La vie privée va être très délicate.
Ali a déclaré qu'il s'attend à ce que toutes les banques centrales qui choisissent d'émettre de la monnaie numérique n'utilisent pas le même système, mais beaucoup poursuivront probablement un hybride entre les crypto-monnaies basées sur la blockchain comme Bitcoin et des systèmes centralisés plus traditionnels.
De tels systèmes de blockchain autorisés, également appelés technologies de grand livre distribué, pourraient donner aux banques centrales de nouveaux outils, comme la possibilité de programmer la monnaie pour exécuter des fonctions spécifiques, a déclaré Sonja Davidovic , économiste au Fonds monétaire international. Par exemple, cela peut permettre aux banques d'automatiser leurs réponses à certains types de changements économiques et donner aux banquiers centraux un contrôle plus précis sur la masse monétaire. Ils auraient également une visibilité beaucoup plus détaillée sur les événements de leurs économies respectives. Il y a un problème, cependant, a déclaré Davidovic : Nous n'avons pas encore vraiment vu comment la vie privée pourrait être protégée.
La confidentialité des bitcoins est délicate. Bien que les utilisateurs soient pseudonymes, son registre de comptabilité publique, appelé blockchain, rend toutes les transactions traçables. Comment un système CBDC basé sur la blockchain garderait-il les données de transaction privées ? Comment représenterait-il les gens sur la blockchain ? À moins que le système n'autorise que de petites transactions, les utilisateurs devront s'identifier d'une manière ou d'une autre afin de se conformer aux règles anti-blanchiment.
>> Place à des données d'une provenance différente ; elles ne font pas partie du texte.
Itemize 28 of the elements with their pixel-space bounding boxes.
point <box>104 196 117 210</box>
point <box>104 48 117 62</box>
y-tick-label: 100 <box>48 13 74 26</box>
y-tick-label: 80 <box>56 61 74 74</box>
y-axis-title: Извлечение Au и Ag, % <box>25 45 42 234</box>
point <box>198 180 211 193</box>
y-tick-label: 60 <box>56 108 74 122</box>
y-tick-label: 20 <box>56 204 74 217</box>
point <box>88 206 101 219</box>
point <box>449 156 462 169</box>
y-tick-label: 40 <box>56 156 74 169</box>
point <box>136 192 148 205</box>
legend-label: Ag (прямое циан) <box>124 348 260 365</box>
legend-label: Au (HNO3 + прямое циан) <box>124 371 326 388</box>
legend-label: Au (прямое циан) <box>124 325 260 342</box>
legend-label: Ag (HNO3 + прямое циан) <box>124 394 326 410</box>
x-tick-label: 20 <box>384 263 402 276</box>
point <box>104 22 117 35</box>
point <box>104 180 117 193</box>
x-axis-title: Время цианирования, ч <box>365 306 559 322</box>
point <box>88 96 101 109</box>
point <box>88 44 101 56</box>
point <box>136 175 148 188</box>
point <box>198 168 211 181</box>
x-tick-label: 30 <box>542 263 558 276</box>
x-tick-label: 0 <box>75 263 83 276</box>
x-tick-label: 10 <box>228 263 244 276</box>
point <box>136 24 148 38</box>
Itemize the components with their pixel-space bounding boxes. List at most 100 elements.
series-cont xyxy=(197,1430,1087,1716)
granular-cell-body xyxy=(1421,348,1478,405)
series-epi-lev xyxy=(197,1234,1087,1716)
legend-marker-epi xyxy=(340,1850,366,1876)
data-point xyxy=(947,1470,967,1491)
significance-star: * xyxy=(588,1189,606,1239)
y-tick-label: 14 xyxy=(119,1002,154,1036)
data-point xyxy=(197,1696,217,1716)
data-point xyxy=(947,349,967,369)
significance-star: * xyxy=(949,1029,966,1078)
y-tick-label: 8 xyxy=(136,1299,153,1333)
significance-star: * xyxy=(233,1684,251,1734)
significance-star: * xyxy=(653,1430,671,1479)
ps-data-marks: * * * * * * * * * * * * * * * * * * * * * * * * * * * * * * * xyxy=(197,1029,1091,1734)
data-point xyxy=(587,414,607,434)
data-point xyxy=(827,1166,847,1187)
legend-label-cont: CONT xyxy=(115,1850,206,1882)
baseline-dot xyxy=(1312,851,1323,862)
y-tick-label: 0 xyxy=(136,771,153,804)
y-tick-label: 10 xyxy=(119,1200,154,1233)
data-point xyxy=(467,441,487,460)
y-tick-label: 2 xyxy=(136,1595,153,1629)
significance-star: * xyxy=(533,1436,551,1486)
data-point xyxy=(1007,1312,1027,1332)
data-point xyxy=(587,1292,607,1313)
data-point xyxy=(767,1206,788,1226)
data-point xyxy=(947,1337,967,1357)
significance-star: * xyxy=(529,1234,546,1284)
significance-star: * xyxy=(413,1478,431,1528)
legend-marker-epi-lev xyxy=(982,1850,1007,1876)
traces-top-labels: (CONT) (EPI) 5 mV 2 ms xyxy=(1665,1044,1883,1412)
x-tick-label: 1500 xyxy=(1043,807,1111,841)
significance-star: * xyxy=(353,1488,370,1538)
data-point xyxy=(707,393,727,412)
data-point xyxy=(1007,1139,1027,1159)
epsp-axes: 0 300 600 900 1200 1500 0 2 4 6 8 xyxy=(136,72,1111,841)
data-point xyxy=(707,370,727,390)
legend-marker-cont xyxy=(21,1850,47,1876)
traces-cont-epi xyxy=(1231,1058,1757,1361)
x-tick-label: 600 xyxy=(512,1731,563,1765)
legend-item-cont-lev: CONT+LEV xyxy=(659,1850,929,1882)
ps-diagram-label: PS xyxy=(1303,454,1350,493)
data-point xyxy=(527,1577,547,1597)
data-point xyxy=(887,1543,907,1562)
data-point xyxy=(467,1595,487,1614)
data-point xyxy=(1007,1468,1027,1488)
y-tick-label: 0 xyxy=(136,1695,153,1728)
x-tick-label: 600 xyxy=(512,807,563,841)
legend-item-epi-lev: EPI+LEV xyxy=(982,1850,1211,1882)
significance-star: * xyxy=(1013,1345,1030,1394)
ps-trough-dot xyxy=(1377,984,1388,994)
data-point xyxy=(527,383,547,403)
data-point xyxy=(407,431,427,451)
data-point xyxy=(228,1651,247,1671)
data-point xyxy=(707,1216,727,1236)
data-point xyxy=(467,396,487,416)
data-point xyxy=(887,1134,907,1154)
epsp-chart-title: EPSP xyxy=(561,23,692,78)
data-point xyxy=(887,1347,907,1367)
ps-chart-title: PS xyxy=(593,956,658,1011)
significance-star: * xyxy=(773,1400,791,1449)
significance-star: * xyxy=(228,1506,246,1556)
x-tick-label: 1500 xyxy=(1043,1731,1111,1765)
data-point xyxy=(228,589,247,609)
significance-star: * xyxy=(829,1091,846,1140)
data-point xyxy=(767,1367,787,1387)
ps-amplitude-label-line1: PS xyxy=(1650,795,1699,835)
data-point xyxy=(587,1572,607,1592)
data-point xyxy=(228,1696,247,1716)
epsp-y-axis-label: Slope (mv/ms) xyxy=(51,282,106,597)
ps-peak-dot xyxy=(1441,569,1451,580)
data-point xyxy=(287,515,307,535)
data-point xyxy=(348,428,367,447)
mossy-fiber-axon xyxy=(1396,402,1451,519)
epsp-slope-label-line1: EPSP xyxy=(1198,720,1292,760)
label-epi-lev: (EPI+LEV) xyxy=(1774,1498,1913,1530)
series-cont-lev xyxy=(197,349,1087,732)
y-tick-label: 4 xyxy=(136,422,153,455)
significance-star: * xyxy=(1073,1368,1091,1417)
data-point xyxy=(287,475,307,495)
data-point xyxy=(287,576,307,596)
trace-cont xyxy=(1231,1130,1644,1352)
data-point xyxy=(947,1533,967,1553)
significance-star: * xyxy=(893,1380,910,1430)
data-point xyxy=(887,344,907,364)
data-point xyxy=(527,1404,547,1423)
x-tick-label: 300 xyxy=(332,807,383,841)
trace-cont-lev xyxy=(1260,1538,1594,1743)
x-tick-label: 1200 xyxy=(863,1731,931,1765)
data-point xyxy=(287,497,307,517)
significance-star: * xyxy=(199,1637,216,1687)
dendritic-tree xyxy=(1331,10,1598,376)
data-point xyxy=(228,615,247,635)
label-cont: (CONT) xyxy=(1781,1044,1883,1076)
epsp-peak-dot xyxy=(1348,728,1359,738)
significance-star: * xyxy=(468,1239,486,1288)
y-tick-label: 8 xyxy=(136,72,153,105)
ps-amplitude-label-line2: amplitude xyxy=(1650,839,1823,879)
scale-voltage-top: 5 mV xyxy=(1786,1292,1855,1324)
Comment leurs données d'identité seront-elles protégées contre le vol, la fraude ou même la surveillance gouvernementale ?
Dans le monde de la crypto-monnaie, les soi-disant pièces de confidentialité comme Zcash et Monero, qui utilisent des techniques cryptographiques avancées pour cacher les données de transaction de la blockchain à la vue du public, sont apparues comme des alternatives au Bitcoin. Mais même si les banques centrales sont capables de faire quelque chose de similaire, il pourrait toujours être possible de construire des profils de personnes sur la base de leurs métadonnées, a déclaré Davidovic : Je ne suis pas tout à fait sûr que ce soit un problème que la technologie seule puisse résoudre.